THE flamboyant Mark Olly looks like a hybrid of vampire hunter Van Helsing and a character from a Michael Moorcock-inspired Gothic fantasy.
He is in fact not from a mythical land of sword and sorcery but Warrington, a Time Lord of archaeology bringing accessibility on the subject to our own back yard.
All will be revealed in Lost Treasures the new TV series to be broadcast on Granada from a week tomorrow.
Olly, who trained in field archaeology at Liverpool University, drops in on ordinary people to discover that we literally live on top of ancient artefacts. He also demonstrates how anyone can solve some of the most puzzling mysteries in history by applying basic detective skills and common sense.
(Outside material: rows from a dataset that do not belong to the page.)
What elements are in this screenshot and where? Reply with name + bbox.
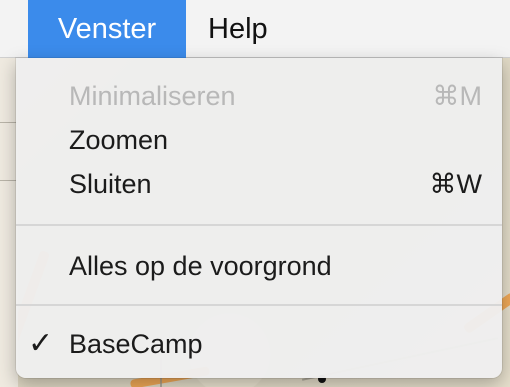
menu-item-zoomen[interactable]: Zoomen — [16, 118, 502, 162]
menu-item-label: Minimaliseren — [69, 81, 236, 111]
menu-item-shortcut: ⌘W — [429, 169, 482, 199]
menu-item-alles-op-de-voorgrond[interactable]: Alles op de voorgrond — [16, 244, 502, 288]
menu-item-minimaliseren[interactable]: Minimaliseren ⌘M — [16, 74, 502, 118]
menu-item-label: Alles op de voorgrond — [69, 251, 332, 281]
menu-bar: Venster Help — [0, 0, 510, 58]
menu-item-label: BaseCamp — [69, 329, 203, 359]
menu-help[interactable]: Help — [208, 0, 268, 58]
checkmark-icon: ✓ — [28, 326, 54, 361]
menu-item-basecamp[interactable]: ✓ BaseCamp — [16, 322, 502, 366]
menu-venster[interactable]: Venster — [28, 0, 186, 58]
menu-item-label: Zoomen — [69, 125, 169, 155]
menu-item-label: Sluiten — [69, 169, 152, 199]
menu-item-shortcut: ⌘M — [432, 81, 483, 111]
venster-dropdown-menu: Minimaliseren ⌘M Zoomen Sluiten ⌘W Alles… — [16, 58, 502, 378]
menu-separator — [16, 304, 502, 306]
menu-separator — [16, 224, 502, 226]
menu-item-sluiten[interactable]: Sluiten ⌘W — [16, 162, 502, 206]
"Archaeology is not just about archaeology it's about story telling," says the 42-year-old, who will appear in a Witchfinder General hat, cape, sword and staff for his TV sojourn around the hidden historical hot spots of the Liverpool Daily Post hinterland.
"There are boxes and boxes of stuff in museums which many people will use as the basis for study work but I prefer to go out and do things like personally knock on people's doors and survey fields to find out things from scratch."
Just how he does this is illustrated in the six-episode series when he visits among other places Chester, Halton, Daresbury, Winwick, Knutsford and Tatton.
"I turn up on people's doorsteps and they say things like 'you don't want to talk to me but Doris next door - you want to see what she's got in her back garden'," explains Mark.
This is exactly what happens in Chester, for instance, when Olly avoids the obvious of looking around the Roman amphitheatre or the walls.
Instead, he's more interested in investigating the tombstones at a certain Mr Humphreys' place when, over the garden wall, pops the head of a neighbour who wonders if Mark would like to see what she's got in her garden shed.